Some Imagination! How Memory Fails Us
Playing on the imagination, scientists have found it's pretty easy to make people remember things that never happened.
The parts of the brain that form, store and then retrieve memories must all work together to accurately recall events, so scientists have long been skeptical of what people remember.
A new study was designed to "bring people into the laboratory and set up a circumstance in which they would remember something that did not happen," said Kenneth Paller of Northwestern University. Researchers monitored the subjects' brains with functional magnetic resonance imaging, or fMRI, to track the false memories.
They showed the participants pictures and asked them to imagine other images. Later, investigators asked whether certain objects were seen or imagined. Often, imagined images were recalled as real.
"We think parts of the brain used to actually perceive an object and to imagine an object overlap," Paller said. "Thus, a vividly imagined event can leave a memory trace in the brain that's very similar to that of an experienced event. When memories are stored for perceived or imagined objects, some of the same brain areas are involved."

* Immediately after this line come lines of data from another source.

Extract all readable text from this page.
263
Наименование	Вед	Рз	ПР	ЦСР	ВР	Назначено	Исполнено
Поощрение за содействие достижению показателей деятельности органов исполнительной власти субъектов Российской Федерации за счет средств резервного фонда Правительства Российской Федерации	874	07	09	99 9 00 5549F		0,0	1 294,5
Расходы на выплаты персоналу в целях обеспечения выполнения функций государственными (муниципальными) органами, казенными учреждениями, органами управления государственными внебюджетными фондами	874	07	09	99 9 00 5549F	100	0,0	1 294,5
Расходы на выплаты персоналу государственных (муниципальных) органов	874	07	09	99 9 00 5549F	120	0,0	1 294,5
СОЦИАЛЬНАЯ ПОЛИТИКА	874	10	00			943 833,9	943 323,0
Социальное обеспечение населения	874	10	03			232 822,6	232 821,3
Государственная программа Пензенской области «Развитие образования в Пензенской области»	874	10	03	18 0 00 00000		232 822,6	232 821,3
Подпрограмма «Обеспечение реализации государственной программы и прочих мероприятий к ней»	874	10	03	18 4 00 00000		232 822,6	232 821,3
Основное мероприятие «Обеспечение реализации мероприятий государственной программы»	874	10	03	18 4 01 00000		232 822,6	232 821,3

The study, published recently in the journal Psychological Science, showed that certain parts of the brain were involved in forming false memories, and different parts of the brain were responsible for creating true memories.
The key to remembering that something was imagined when we recall it is the context surrounding a memory, the research showed. If you remember who told you to imagine something, where it was, what was going on around you, the separation between what really happened and what you imagined becomes more distinct.
When a person makes these external connections to the memory, he engages the parts of the brain that lead to true memories.
False memories are only one part of studying how memory occurs, but researchers say they are excited about the prospects of connecting what they have learned in the laboratory to the real world.
"What we learn could be useful for people who make decisions outside [the lab] based on the memory of others," Paller told LiveScience.